Fast-Pitch Softball Is Popular

New Little League program features twice weekly games


Payson's first-ever Little League fastpitch girls softball program is up, running and purring like a fine-tuned power block V-8.

"It's finally here, we have a start and it's very exciting," said Thunder assistant coach Felicia Moore.


Thunder player Becca Carr, #4, doesn't have a chance as she slides into home plate. Sunbirds catcher Shay England tags her out and is assisted by pitcher Chelsey Cobb.

Payson Elementary School teacher Allison Randall, who helped found the league, agrees, "It is fantastic; so much fun."

Although the league has only been in existence about a month, twice weekly games are now played in two leagues on the Payson High School girls softball diamond.

In the minor division, for girls 9 to 11 years of age, Force, Sunbird and Thunder play round robin games.

The major division, which is for girls 11 to 12 years of age, the Bandits, Heat and Riptide are battling for supremacy.

About the only glitch in the program has been pitching expertise in the minor division.

"The girls really didn't have the skills, at first, to pitch," Moore said. "So, we used a pitching machine, but we are now moving along asking the girls to pitch."
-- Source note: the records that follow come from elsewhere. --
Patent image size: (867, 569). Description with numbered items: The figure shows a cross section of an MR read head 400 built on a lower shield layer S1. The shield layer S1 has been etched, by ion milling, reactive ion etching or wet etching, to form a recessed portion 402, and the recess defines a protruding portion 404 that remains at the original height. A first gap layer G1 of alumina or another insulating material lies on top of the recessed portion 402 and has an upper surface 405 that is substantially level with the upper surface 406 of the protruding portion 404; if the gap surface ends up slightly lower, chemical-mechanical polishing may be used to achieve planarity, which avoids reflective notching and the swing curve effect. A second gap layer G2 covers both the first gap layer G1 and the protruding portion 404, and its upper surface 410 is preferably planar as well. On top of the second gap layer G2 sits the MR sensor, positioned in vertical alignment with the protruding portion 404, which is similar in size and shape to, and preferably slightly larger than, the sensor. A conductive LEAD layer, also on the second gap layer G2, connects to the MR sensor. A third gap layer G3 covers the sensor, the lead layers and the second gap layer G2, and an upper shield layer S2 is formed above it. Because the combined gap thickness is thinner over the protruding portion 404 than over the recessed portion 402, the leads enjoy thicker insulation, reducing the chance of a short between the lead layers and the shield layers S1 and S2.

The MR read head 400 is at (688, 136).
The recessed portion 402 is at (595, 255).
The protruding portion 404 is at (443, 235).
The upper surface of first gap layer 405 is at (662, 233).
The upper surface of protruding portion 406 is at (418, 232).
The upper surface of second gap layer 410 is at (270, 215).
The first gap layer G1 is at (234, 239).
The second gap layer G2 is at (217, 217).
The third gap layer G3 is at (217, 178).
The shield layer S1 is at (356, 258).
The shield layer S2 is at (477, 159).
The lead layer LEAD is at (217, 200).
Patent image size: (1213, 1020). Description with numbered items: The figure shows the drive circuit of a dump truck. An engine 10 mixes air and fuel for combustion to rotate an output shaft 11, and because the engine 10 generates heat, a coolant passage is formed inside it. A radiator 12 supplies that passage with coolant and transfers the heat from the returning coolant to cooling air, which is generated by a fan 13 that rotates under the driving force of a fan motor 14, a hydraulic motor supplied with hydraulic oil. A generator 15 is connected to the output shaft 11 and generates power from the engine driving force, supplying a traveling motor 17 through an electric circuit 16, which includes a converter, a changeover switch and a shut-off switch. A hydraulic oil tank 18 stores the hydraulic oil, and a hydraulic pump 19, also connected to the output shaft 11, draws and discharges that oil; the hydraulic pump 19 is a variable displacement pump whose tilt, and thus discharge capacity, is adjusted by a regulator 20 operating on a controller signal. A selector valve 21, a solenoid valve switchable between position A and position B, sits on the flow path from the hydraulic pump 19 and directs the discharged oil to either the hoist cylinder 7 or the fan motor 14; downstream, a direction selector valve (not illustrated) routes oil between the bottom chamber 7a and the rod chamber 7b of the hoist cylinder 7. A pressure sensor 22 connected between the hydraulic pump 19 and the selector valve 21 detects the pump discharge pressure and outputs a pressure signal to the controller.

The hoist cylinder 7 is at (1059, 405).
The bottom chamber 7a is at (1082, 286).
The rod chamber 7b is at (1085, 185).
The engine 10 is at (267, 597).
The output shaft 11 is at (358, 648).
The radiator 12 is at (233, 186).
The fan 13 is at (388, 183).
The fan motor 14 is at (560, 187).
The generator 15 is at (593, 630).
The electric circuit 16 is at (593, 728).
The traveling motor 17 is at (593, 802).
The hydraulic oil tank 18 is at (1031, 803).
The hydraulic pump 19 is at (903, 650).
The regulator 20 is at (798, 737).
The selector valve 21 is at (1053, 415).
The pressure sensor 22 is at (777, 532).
The lack of fundamental fast-pitch skills in prospective middle and high school players is one of the reasons the new league was founded.

Many of the girls trying out for teams at those two schools did not have fastpitch skills because local town youth leagues play only slow-pitch softball.
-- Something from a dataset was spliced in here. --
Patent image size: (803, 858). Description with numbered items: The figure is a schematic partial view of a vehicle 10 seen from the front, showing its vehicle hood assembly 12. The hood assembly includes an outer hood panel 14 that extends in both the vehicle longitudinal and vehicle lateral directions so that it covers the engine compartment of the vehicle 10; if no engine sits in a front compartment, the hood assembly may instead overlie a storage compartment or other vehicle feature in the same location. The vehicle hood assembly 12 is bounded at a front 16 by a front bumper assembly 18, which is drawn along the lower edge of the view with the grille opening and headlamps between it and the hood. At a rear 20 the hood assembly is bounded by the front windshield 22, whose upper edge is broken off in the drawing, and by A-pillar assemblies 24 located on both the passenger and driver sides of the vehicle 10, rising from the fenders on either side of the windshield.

Karley Smith releases the ball as the game between Thunder and Sunbird Little League fast-pitch girls softball gets underway at Payson High School softball field, Tuesday, May 20.

Which meant, when PHS and RCMS teams played other towns and schools that had lower level fast-pitch programs, the Lady Horns and Lady Mavericks were at a disadvantage.

With fast-pitch teams now playing in Payson, Lady Horn coach Will Dunman is anticipating an influx of capable pitchers on the middle- and high-school level.

The coach was among those who campaigned last spring to bring Little League fast-pitch to the Rim Country.

Moore credits former PHS softball coach Curtis Johnson, now the RCMS coach, for his efforts in helping mold fledgling minor division pitchers.

"He has been a blessing," she said. "He works with the girls and teaches them the (correct) pitching skills."

Johnson is the father of Candice Johnson who has been Payson High's pitching ace the past four seasons.

With league play now steaming ahead, next on the Little League agenda is post-season area and district tournaments set to begin July 7, possibly at Blue Ridge, Winslow or Flagstaff.

Coaches will gather later this season to select the players who will represent the Rim Country in the post season.

Payson has a long history of producing top-notch Little League baseball teams for area, district and state tournaments.

Now, the same could possibly be true for fast-pitch softball.